The California Supreme Court announced today that it will rule Tuesday on the constitutionality of Proposition 8, the November ballot measure that resurrected a ban on same-sex marriage.
The ruling, which will be posted at 10 a.m., will also determine whether an estimated 18,000 same-sex marriages will continue to be recognized by the state.
Gay rights lawyers have argued that the ballot measure was an illegal constitutional revision rather than a more limited amendment. Atty. Gen. Jerry Brown urged the court to reject the measure on different grounds. He contended the proposition was unconstitutional because it took away an inalienable right without compelling justification.
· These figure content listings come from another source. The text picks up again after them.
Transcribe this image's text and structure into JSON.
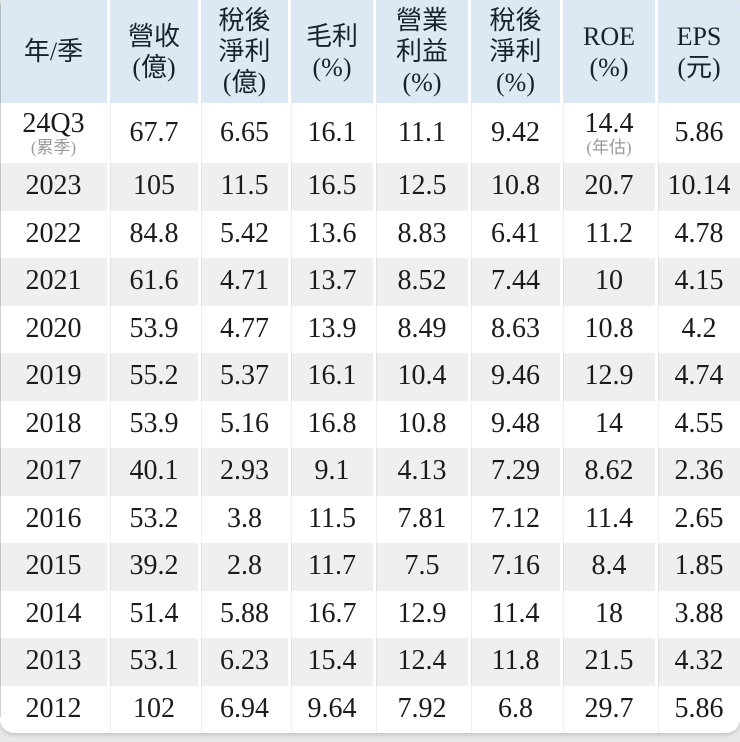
{
  "colors": {
    "header_bg": "#dce8f4",
    "row_bg": "#ffffff",
    "row_alt_bg": "#efefef",
    "page_bg": "#e8e8e8",
    "separator": "#ffffff",
    "header_text": "#17222c",
    "text": "#1b1b1b",
    "note_text": "#9a9a9a"
  },
  "table": {
    "header_cells": [
      {
        "id": "year-quarter",
        "lines": [
          "年/季"
        ]
      },
      {
        "id": "revenue-billion",
        "lines": [
          "營收",
          "(億)"
        ]
      },
      {
        "id": "after-tax-profit-billion",
        "lines": [
          "稅後",
          "淨利",
          "(億)"
        ]
      },
      {
        "id": "gross-margin-pct",
        "lines": [
          "毛利",
          "(%)"
        ]
      },
      {
        "id": "operating-margin-pct",
        "lines": [
          "營業",
          "利益",
          "(%)"
        ]
      },
      {
        "id": "after-tax-margin-pct",
        "lines": [
          "稅後",
          "淨利",
          "(%)"
        ]
      },
      {
        "id": "roe-pct",
        "lines": [
          "ROE",
          "(%)"
        ]
      },
      {
        "id": "eps-ntd",
        "lines": [
          "EPS",
          "(元)"
        ]
      }
    ],
    "rows": [
      {
        "cells": [
          {
            "text": "24Q3",
            "note": "(累季)"
          },
          {
            "text": "67.7"
          },
          {
            "text": "6.65"
          },
          {
            "text": "16.1"
          },
          {
            "text": "11.1"
          },
          {
            "text": "9.42"
          },
          {
            "text": "14.4",
            "note": "(年估)"
          },
          {
            "text": "5.86"
          }
        ]
      },
      {
        "cells": [
          {
            "text": "2023"
          },
          {
            "text": "105"
          },
          {
            "text": "11.5"
          },
          {
            "text": "16.5"
          },
          {
            "text": "12.5"
          },
          {
            "text": "10.8"
          },
          {
            "text": "20.7"
          },
          {
            "text": "10.14"
          }
        ]
      },
      {
        "cells": [
          {
            "text": "2022"
          },
          {
            "text": "84.8"
          },
          {
            "text": "5.42"
          },
          {
            "text": "13.6"
          },
          {
            "text": "8.83"
          },
          {
            "text": "6.41"
          },
          {
            "text": "11.2"
          },
          {
            "text": "4.78"
          }
        ]
      },
      {
        "cells": [
          {
            "text": "2021"
          },
          {
            "text": "61.6"
          },
          {
            "text": "4.71"
          },
          {
            "text": "13.7"
          },
          {
            "text": "8.52"
          },
          {
            "text": "7.44"
          },
          {
            "text": "10"
          },
          {
            "text": "4.15"
          }
        ]
      },
      {
        "cells": [
          {
            "text": "2020"
          },
          {
            "text": "53.9"
          },
          {
            "text": "4.77"
          },
          {
            "text": "13.9"
          },
          {
            "text": "8.49"
          },
          {
            "text": "8.63"
          },
          {
            "text": "10.8"
          },
          {
            "text": "4.2"
          }
        ]
      },
      {
        "cells": [
          {
            "text": "2019"
          },
          {
            "text": "55.2"
          },
          {
            "text": "5.37"
          },
          {
            "text": "16.1"
          },
          {
            "text": "10.4"
          },
          {
            "text": "9.46"
          },
          {
            "text": "12.9"
          },
          {
            "text": "4.74"
          }
        ]
      },
      {
        "cells": [
          {
            "text": "2018"
          },
          {
            "text": "53.9"
          },
          {
            "text": "5.16"
          },
          {
            "text": "16.8"
          },
          {
            "text": "10.8"
          },
          {
            "text": "9.48"
          },
          {
            "text": "14"
          },
          {
            "text": "4.55"
          }
        ]
      },
      {
        "cells": [
          {
            "text": "2017"
          },
          {
            "text": "40.1"
          },
          {
            "text": "2.93"
          },
          {
            "text": "9.1"
          },
          {
            "text": "4.13"
          },
          {
            "text": "7.29"
          },
          {
            "text": "8.62"
          },
          {
            "text": "2.36"
          }
        ]
      },
      {
        "cells": [
          {
            "text": "2016"
          },
          {
            "text": "53.2"
          },
          {
            "text": "3.8"
          },
          {
            "text": "11.5"
          },
          {
            "text": "7.81"
          },
          {
            "text": "7.12"
          },
          {
            "text": "11.4"
          },
          {
            "text": "2.65"
          }
        ]
      },
      {
        "cells": [
          {
            "text": "2015"
          },
          {
            "text": "39.2"
          },
          {
            "text": "2.8"
          },
          {
            "text": "11.7"
          },
          {
            "text": "7.5"
          },
          {
            "text": "7.16"
          },
          {
            "text": "8.4"
          },
          {
            "text": "1.85"
          }
        ]
      },
      {
        "cells": [
          {
            "text": "2014"
          },
          {
            "text": "51.4"
          },
          {
            "text": "5.88"
          },
          {
            "text": "16.7"
          },
          {
            "text": "12.9"
          },
          {
            "text": "11.4"
          },
          {
            "text": "18"
          },
          {
            "text": "3.88"
          }
        ]
      },
      {
        "cells": [
          {
            "text": "2013"
          },
          {
            "text": "53.1"
          },
          {
            "text": "6.23"
          },
          {
            "text": "15.4"
          },
          {
            "text": "12.4"
          },
          {
            "text": "11.8"
          },
          {
            "text": "21.5"
          },
          {
            "text": "4.32"
          }
        ]
      },
      {
        "cells": [
          {
            "text": "2012"
          },
          {
            "text": "102"
          },
          {
            "text": "6.94"
          },
          {
            "text": "9.64"
          },
          {
            "text": "7.92"
          },
          {
            "text": "6.8"
          },
          {
            "text": "29.7"
          },
          {
            "text": "5.86"
          }
        ]
      }
    ]
  },
  "chart_data": {
    "type": "table",
    "columns": [
      "年/季",
      "營收(億)",
      "稅後淨利(億)",
      "毛利(%)",
      "營業利益(%)",
      "稅後淨利(%)",
      "ROE(%)",
      "EPS(元)"
    ],
    "rows": [
      [
        "24Q3(累季)",
        67.7,
        6.65,
        16.1,
        11.1,
        9.42,
        "14.4(年估)",
        5.86
      ],
      [
        "2023",
        105,
        11.5,
        16.5,
        12.5,
        10.8,
        20.7,
        10.14
      ],
      [
        "2022",
        84.8,
        5.42,
        13.6,
        8.83,
        6.41,
        11.2,
        4.78
      ],
      [
        "2021",
        61.6,
        4.71,
        13.7,
        8.52,
        7.44,
        10,
        4.15
      ],
      [
        "2020",
        53.9,
        4.77,
        13.9,
        8.49,
        8.63,
        10.8,
        4.2
      ],
      [
        "2019",
        55.2,
        5.37,
        16.1,
        10.4,
        9.46,
        12.9,
        4.74
      ],
      [
        "2018",
        53.9,
        5.16,
        16.8,
        10.8,
        9.48,
        14,
        4.55
      ],
      [
        "2017",
        40.1,
        2.93,
        9.1,
        4.13,
        7.29,
        8.62,
        2.36
      ],
      [
        "2016",
        53.2,
        3.8,
        11.5,
        7.81,
        7.12,
        11.4,
        2.65
      ],
      [
        "2015",
        39.2,
        2.8,
        11.7,
        7.5,
        7.16,
        8.4,
        1.85
      ],
      [
        "2014",
        51.4,
        5.88,
        16.7,
        12.9,
        11.4,
        18,
        3.88
      ],
      [
        "2013",
        53.1,
        6.23,
        15.4,
        12.4,
        11.8,
        21.5,
        4.32
      ],
      [
        "2012",
        102,
        6.94,
        9.64,
        7.92,
        6.8,
        29.7,
        5.86
      ]
    ]
  }
}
Chief Justice Ronald M. George and Justice Joyce L. Kennard will cast key votes in the case. They were part of the four-judge majority that gave gays the right to marry last May, but both indicated at oral argument that they were not persuaded the measure was unconstitutional.
The court’s majority decision should be revealed in the first or second page of the ruling and reiterated in its last paragraph. Separate concurring and dissenting opinions follow.
Counting votes may be tricky because the court is dealing with three different legal issues: the revision challenge, the attorney general’s challenge and the fate of existing same-sex marriages.
The court’s vote on whether Proposition 8 is an impermissible revision, for example, will probably differ from its vote on whether existing marriages should continue to be recognized by the state.
Justices who disagree with the majority file dissents. If they agree with only part of the majority decision, they file an opinion called a partial concurrence and dissent.
During oral argument in March, every justice expressed support for upholding existing marriages. Justice Carlos M. Moreno indicated he believed Proposition 8 was an illegal revision, indicating he would dissent on that question
Moreno might be joined by Justice Kathryn Mickle Werdegar, a former civil rights lawyer who stressed the court was dealing with a novel legal question. Werdegar, however, did not join Moreno in voting to put the measure on hold pending the court’s ruling.